Firstly, big part of addressing it, is around checking your own attitude about it. If you approach the topic with shame and awkwardness, that kind of energy is going to leak into your discussion with a new lover. So wandering into the world of sexual health conversations needs to be done with an open and confident attitude.

 

I once heard a sexual educator share during a workshop that he had genital herpies virus in his system. As he expressed it, there was not a trace of contraction or shame in his voice or body. His face remained peaceful, his eyes still, his body relaxed. He looked at us all with confidence and kept going with his talk.

 

I must say – I was impressed!

 

Do you think that anybody judged him for his confession? No! Not a person in the room felt uncomfortable or put off by his words.

 

And that’s very important to remember – your own energy around the topic will set the tone for the chat with your new partner. If you approach the conversation with confidence and a relaxed attitude, they’re very likely to follow your lead. And if you speak your words with embarrassment, they’re likely to feel uncomfortable as well.

 

But the truth is that STDs are a part of life and are more common than you might think. In many cases, it’s also very difficult to protect yourself from them as condoms aren’t always 100% reliable. Being aware of the state of your own sexual health is crucial and regular checks allow you to address any issues early.

 

So once you’re clear on your own sexual health situation, it’s important to check in with your new lover. And I would definitely have that conversation BEFORE you actually move into the bedroom. Whenever it’s becoming obvious that both of you are intending to get intimate, it’s important to first sit down together and ask a few questions.

 

And in terms of an actual structure of the conversation, here’s a template you can use:

 

“If that’s ok with you, I’d really like to have a sexual health conversation with you.

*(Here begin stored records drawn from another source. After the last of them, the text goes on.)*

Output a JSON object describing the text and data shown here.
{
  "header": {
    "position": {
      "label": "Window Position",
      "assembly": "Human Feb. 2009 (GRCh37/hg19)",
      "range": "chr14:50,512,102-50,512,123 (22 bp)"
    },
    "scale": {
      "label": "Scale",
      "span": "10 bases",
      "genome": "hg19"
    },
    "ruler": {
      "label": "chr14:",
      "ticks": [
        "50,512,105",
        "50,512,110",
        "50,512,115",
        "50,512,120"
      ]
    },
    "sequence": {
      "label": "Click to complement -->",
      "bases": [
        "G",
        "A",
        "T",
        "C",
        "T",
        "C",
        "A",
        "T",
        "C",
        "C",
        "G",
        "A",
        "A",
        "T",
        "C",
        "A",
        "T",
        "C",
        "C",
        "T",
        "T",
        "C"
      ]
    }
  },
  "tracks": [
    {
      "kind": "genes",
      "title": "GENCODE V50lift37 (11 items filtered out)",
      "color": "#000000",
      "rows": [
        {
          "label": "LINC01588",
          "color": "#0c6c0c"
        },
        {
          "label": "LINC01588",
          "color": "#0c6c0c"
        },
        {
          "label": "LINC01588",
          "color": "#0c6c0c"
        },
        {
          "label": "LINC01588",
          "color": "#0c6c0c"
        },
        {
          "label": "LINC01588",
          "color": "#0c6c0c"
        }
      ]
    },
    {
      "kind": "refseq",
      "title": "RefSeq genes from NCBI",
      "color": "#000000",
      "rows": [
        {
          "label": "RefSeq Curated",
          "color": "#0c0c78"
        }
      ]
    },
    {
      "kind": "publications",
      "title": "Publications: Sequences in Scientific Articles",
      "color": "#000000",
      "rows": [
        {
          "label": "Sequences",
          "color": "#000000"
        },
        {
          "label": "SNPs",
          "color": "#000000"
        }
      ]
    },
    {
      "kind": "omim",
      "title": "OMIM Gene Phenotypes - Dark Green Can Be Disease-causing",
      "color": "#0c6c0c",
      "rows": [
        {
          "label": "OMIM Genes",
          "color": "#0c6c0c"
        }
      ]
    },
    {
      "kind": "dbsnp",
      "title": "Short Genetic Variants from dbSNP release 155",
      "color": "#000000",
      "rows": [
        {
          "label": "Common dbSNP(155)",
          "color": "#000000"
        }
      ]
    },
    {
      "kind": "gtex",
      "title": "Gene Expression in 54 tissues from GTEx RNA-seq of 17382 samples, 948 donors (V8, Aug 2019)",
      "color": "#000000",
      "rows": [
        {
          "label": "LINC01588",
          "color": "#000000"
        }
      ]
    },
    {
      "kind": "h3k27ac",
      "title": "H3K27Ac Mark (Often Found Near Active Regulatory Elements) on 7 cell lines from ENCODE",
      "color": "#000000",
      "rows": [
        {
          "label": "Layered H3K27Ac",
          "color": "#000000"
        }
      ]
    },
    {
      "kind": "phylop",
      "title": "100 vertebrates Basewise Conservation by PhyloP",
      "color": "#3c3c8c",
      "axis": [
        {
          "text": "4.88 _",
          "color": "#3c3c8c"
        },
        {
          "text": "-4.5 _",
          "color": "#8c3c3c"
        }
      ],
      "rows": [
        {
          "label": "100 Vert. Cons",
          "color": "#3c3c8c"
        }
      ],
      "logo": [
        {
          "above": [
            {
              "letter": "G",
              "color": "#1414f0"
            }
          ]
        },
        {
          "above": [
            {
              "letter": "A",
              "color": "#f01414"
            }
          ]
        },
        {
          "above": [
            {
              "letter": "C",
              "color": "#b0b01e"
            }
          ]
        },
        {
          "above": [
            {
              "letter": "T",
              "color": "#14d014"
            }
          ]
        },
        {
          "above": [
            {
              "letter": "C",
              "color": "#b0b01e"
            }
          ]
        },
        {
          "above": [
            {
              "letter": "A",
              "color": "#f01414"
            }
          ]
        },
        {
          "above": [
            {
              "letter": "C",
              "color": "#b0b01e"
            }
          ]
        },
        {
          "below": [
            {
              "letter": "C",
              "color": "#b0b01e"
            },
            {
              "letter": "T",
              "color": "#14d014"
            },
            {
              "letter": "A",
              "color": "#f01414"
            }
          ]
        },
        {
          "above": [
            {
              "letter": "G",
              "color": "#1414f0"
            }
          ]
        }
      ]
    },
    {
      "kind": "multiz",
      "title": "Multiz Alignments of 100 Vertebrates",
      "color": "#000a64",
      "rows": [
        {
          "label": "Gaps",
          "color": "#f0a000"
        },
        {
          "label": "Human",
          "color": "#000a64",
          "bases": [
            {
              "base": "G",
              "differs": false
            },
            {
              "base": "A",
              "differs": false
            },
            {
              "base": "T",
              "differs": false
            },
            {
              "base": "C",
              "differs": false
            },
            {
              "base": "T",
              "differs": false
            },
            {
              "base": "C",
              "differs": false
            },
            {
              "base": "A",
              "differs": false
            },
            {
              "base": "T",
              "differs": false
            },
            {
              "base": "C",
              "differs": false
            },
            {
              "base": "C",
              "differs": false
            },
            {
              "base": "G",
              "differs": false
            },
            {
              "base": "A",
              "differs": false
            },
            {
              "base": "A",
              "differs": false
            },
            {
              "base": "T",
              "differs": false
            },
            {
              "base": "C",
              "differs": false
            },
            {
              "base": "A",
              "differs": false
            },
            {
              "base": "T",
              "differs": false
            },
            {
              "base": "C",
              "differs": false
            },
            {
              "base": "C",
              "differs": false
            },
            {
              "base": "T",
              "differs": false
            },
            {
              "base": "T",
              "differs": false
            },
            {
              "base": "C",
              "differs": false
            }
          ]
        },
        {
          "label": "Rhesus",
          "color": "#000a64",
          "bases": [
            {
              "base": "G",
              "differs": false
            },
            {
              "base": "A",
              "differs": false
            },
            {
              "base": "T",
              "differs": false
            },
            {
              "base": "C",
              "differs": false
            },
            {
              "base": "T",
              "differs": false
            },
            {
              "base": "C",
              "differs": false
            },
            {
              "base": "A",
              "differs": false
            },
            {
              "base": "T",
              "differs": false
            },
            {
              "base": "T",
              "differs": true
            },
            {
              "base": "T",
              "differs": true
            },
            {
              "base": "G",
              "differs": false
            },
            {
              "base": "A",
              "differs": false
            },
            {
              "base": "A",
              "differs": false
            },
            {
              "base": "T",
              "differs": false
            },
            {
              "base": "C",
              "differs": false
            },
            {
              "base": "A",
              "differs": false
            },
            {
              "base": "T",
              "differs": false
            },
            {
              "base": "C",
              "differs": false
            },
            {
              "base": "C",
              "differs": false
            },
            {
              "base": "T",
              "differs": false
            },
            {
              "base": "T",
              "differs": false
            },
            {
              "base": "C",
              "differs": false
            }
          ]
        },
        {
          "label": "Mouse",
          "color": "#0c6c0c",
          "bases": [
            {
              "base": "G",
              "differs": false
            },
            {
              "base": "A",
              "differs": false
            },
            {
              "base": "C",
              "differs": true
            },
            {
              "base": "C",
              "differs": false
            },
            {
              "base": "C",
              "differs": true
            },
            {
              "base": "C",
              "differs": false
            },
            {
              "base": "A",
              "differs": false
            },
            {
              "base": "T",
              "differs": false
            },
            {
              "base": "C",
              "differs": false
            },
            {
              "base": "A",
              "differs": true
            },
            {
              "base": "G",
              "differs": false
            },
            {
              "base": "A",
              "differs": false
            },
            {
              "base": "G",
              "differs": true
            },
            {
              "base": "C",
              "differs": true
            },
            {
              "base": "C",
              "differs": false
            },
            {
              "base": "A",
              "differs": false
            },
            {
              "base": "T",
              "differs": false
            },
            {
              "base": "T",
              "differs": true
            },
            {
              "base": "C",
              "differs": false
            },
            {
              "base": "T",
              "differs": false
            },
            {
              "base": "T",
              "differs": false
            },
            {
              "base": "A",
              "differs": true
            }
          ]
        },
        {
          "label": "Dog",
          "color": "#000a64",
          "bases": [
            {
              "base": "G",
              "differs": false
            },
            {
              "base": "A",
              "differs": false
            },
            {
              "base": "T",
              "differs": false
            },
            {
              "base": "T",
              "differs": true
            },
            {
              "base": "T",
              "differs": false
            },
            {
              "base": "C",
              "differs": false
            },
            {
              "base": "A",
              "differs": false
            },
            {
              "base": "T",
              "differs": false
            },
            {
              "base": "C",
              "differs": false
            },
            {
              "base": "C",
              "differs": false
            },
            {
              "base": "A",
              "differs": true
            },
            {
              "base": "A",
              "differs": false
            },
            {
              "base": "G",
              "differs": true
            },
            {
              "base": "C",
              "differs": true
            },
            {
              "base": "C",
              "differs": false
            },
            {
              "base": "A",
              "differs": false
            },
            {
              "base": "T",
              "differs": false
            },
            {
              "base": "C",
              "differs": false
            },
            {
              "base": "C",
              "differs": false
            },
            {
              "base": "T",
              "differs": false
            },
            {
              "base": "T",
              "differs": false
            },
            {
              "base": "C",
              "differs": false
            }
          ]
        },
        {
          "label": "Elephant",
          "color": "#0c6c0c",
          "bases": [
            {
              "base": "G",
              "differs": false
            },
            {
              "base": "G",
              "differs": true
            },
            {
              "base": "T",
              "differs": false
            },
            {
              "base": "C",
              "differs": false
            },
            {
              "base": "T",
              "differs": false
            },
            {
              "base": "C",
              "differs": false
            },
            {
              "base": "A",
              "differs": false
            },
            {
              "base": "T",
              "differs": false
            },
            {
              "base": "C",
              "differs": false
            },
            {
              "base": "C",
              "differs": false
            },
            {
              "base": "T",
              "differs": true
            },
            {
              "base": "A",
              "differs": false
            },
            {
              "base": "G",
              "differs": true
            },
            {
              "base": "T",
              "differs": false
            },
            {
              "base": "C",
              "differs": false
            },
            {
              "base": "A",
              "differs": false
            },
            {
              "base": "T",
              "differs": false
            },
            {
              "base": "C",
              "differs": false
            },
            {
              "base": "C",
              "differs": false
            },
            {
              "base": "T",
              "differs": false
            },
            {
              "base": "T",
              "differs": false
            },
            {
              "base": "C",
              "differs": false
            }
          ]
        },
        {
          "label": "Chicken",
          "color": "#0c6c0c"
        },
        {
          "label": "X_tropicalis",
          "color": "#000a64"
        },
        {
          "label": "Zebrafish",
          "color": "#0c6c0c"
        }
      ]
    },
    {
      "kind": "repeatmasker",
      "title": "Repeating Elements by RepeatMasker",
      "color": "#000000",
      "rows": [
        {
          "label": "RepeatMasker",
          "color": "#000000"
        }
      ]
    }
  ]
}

My situation is… (disclose the current state of your sexual health).

My last sexual health check was…

And for protection, I would like us to use…”

 

Next invite your lover to share the same.

 

Remember – there’s no humiliation in catching an STD. And the medicine advances mean that many of them are 100% treatable. But the most scary and painful of them all is shame itself. So let it go and take care of your health in the bedroom!